Russlandgeschäft scheiterte völlig
Herlitz: Auch Marktführer sind nicht vor Pleiten gefeit

Die Notbremse in der Herlitz-Misere ist alles andere als ein Ergebnis plötzlich aufgetauchter Altlasten oder unerwarteter Finanzschwierigkeiten. Deutschlands Marktführer für Schreib- und Bürowaren schleppte sich in den vergangenen Jahren bis zum Insolvenzantrag von einem Sanierungskonzept zum nächsten. Auch das gute erste Quartal dieses Jahres konnte nichts mehr ändern. Zu groß waren die in der Vergangenheit aufgetürmten Probleme.

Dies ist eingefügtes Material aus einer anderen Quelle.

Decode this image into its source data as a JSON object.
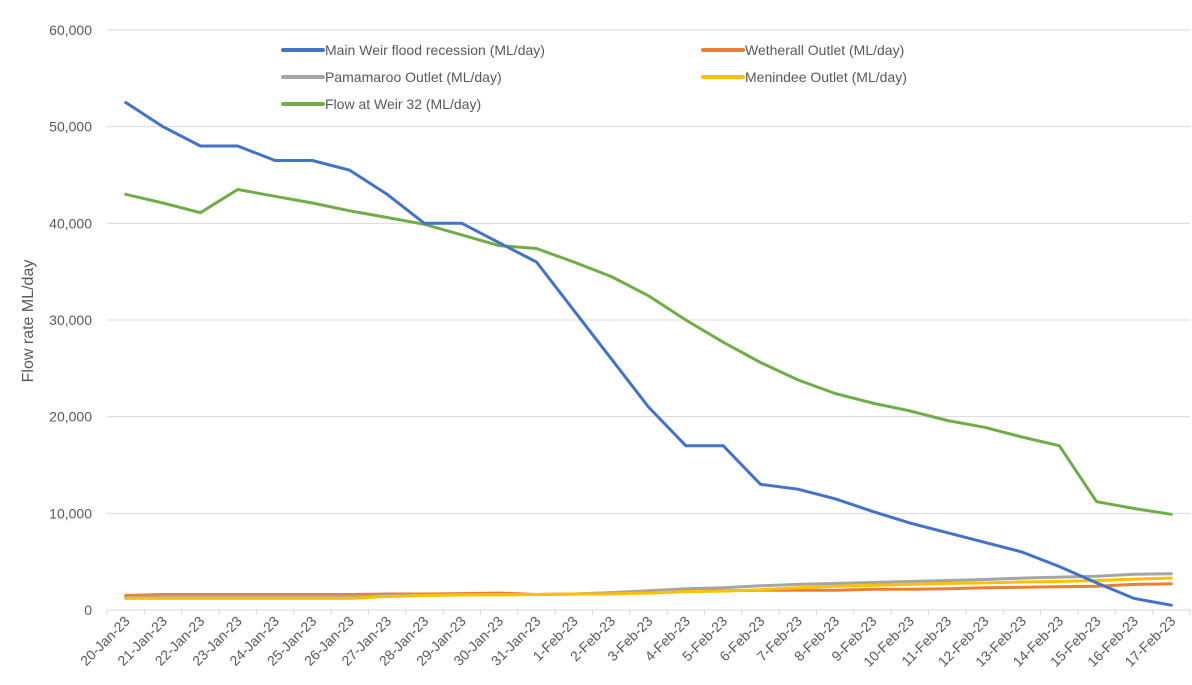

dpa BERLIN. Die Traditionsfirma hatte in den 90er Jahren das "Kunststück" fertig gebracht, als Branchenprimus mit anerkanntem Markennamen immer tiefer in die Krise zu rutschen. Das konnten auch der Rückzug der Familie, das fast im Zweijahres-Rhythmus wechselnde Management sowie anhaltende Stellenstreichungen und Firmenverkäufe nicht verhindern.

Nach dem Mauerfall hatten sich die Familienoberhäupter beim rasanten Wachstum durch Zukäufe und neue Fertigungsstätten schlichtweg übernommen. Die Summe aus Immobilienkrise, Entwicklung der Papierpreise, Billigkonkurrenz aus Osteuropa und vor allem ein gescheitertes Russlandgeschäft machten aus Herlitz einen der größten börsennotierten Kapitalvernichter in Deutschland. 1994 hatte der Kurs der Aktie noch bei fast 220 Euro gestanden, an diesem Mittwoch fiel er unter ein Euro.

An Großprojekten der Firma mit dem einstigen Motto "Eine Idee voraus" mangelte es nicht. Für 350 Millionen DM wurde ein riesiges Fertigungs- und Versandzentrum bei Berlin in Angriff genommen. Herlitz finanzierte für 750 Millionen DM eine Großsiedlung mit 1350 Wohnungen. Völlig zum Desaster geriet von 1994 an die Beteiligung am russischen Zeitungspapierhersteller AO Volga.

Schon 1996 kündigte Vorstandschef Peter Herlitz eine "Generalbereinigung" an und meinte siegessicher: "Wir haben keine Leichen mehr im Keller." Die Zukunftsprojekte sollten wieder abgestoßen und Herlitz auf das Kerngeschäft beschränkt werden.

Zu spät, wie sich zeigte. Mehrere als Sanierer geholte Spitzenmanager konnten das Ruder nicht mehr rumreißen. Selten gaben sich neue Vorstandschefs in so kurzen Abständen die Klinke in die Hand wie bei Herlitz. Die Banken wollten sich das Trauerspiel bald nicht mehr länger anschauen und übernahmen im Frühjahr 2001 die Mehrheit. Schnell kam es aber auch unter den Finanzinstituten - wie bei anderen prominenten Insolvenzfällen auch - zu Differenzen. Bald drängten die ersten auf Insolvenz, um über den Verkauf lukrativer Firmenteile wenigstens einen Teil des Geldes zurückzuholen.

Für Berlin - die Hauptstadt war noch lange nach der Wende größte deutsche Industriemetropole - ist Herlitz ein weiterer Rückschlag. PDS-Wirtschaftssenator Gregor Gysi war in seinen ersten Amtstagen weniger als Gestalter, sondern vielmehr als Feuerwehrmann gefragt. Da hat Babcock Borsig das Produktions-Aus in Berlin beschlossen ebenso wie Pirelli. Den Getränkehersteller Spreequell drängt es ins Umland. Herlitz dürfte kaum die letzte Hiobsbotschaft gewesen sein.